1. изоляции кроветворных клеток костного мозга путем активации Многопараметрический флуоресценции сортировки клеток
- образец пятная
- перед началом процесса, следующие пункты должны быть собраны и готовы:
- градиент СМИ для подготовки мононуклеарных клеток (GM), 50 мл конические трубы
- 12 x 75 мм Расходомерные трубки для окрашивания клеток
- окрашивания буфера: фосфат буфер солевой раствор (PBS) + 3% плода телячьей сыворотки (FCS)
- пипетки < / л я >
- ФК блока и Пятнать антитела (CD34 APC, бионауки CD36 FITC, CD45 V450, BD). С этой комбинации флюрохром существует незначительное распространение в другие каналы, но также возможен любой другой комбинации подходят флюрохром.

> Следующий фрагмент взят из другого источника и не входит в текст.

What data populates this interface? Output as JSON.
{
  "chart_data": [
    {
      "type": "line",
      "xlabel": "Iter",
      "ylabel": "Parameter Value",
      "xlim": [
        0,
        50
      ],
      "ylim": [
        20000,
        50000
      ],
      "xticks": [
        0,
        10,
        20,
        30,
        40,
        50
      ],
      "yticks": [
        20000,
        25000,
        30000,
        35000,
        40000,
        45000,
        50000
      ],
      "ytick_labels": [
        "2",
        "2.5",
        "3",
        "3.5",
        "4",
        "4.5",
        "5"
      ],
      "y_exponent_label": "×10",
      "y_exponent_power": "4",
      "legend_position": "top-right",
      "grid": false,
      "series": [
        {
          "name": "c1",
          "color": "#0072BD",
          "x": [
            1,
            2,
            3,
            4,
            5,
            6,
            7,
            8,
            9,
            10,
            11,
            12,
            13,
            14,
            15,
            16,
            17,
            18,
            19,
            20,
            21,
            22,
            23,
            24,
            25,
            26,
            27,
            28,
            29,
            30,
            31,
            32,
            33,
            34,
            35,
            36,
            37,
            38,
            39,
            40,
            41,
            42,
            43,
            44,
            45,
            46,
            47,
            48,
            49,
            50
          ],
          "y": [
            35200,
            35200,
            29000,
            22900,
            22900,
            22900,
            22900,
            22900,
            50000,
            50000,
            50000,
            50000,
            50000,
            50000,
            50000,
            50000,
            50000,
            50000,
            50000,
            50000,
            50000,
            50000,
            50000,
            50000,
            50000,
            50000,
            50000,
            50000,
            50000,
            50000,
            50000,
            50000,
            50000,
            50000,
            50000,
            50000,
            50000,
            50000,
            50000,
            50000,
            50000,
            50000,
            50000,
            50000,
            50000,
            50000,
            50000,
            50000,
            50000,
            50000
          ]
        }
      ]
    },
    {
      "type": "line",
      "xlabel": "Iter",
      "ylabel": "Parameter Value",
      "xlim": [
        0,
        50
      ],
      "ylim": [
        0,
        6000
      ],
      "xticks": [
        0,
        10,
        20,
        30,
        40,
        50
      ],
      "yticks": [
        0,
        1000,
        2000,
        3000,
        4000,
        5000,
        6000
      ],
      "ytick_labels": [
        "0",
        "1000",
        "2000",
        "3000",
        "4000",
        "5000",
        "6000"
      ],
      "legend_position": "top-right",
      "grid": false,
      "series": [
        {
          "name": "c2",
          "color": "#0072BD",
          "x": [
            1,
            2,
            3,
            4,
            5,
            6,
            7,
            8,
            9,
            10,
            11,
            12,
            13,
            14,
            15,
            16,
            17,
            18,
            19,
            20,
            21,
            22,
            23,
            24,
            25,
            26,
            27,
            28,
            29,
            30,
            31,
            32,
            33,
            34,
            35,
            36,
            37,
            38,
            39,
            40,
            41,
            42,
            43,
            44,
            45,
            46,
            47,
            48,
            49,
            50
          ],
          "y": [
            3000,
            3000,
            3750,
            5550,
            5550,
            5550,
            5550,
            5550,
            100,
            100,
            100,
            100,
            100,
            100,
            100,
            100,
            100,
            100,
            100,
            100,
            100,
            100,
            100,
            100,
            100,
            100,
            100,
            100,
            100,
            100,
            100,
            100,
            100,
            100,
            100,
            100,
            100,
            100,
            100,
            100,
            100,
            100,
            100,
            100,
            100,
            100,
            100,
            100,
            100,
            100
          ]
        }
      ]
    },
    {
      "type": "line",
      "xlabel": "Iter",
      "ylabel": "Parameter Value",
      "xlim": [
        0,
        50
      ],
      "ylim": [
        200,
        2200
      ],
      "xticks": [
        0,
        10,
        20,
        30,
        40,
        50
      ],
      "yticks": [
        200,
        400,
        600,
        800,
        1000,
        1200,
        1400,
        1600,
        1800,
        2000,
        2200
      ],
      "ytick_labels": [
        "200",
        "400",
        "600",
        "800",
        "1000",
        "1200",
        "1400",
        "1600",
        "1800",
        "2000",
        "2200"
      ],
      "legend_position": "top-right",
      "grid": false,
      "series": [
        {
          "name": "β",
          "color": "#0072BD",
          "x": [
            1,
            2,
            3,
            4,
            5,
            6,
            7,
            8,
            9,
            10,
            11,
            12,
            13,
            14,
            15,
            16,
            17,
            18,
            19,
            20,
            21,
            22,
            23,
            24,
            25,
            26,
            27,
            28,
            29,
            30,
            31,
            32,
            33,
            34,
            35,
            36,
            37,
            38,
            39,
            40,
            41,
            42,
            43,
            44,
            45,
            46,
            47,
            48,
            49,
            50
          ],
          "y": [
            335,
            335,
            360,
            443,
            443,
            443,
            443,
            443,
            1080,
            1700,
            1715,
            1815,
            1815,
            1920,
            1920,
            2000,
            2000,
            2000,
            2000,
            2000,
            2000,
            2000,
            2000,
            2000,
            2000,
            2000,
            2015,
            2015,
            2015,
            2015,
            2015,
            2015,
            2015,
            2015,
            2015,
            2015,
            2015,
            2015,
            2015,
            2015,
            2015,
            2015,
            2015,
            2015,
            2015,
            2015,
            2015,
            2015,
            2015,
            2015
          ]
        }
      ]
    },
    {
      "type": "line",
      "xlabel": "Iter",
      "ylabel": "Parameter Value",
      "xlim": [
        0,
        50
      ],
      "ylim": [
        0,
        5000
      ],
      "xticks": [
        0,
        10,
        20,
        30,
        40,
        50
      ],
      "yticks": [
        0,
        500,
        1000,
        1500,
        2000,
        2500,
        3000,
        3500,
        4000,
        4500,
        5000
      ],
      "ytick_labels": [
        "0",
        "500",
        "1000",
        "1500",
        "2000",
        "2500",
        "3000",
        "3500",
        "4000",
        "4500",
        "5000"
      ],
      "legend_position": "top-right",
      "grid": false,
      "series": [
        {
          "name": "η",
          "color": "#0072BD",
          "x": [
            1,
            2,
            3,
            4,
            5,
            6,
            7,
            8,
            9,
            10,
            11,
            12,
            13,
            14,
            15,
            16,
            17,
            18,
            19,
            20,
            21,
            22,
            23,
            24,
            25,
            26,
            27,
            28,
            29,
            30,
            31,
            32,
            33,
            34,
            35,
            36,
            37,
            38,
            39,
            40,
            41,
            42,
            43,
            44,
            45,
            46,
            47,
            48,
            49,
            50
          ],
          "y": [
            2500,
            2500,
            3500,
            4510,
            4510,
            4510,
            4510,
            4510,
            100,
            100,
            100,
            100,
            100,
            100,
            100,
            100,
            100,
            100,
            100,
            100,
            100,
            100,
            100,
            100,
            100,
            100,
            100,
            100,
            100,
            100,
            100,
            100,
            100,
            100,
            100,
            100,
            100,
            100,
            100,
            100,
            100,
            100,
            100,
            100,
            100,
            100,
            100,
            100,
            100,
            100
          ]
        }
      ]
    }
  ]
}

- Бисер компенсации (при необходимости)
- Подвеска буфера: Хэнк ' s сбалансированной соли раствора (HBSS) + 25 мм HEPES + 3% FCS
- Трипановый синий и Горяева
- Коллекции трубок: любой богатой среде с высоким сыворотки трубы (содержащие 1 мл FCS + 25 мм HEPES) могут быть использованы для коллекции сортировки клеток. Образец
- костного мозга: обычно требуется осознанное согласие для биопсии костного мозга от подвздошной кости задней бедренной кости. В образце костного мозга является чем хранится в гепаринизированным шприцы на RT до окрашивания. В соответствии с руководящими принципами института выполняются следующие шаги протокол ' Комитет по этике исследований человеческого s для благополучия человека.
- Генерировать одну ячейку подвеска образца костного мозга. Добавьте 3 мл GM для пластиковых пробирок. Тщательно слой 4 мл суспензии одну ячейку на ГМ решения. Центрифуга на 550 г за 30 мин при 20 ° c (C) (тормоз выключен). Розыгрыш верхний слой, содержащий плазмы и тромбоцитов с использованием стерильной пипеткой, оставляя нетронутыми слоя мононуклеарных клеток на интерфейс. Трансфер слой мононуклеарных клеток в стерильных пластиковых пробирок с помощью стерильной пипеткой.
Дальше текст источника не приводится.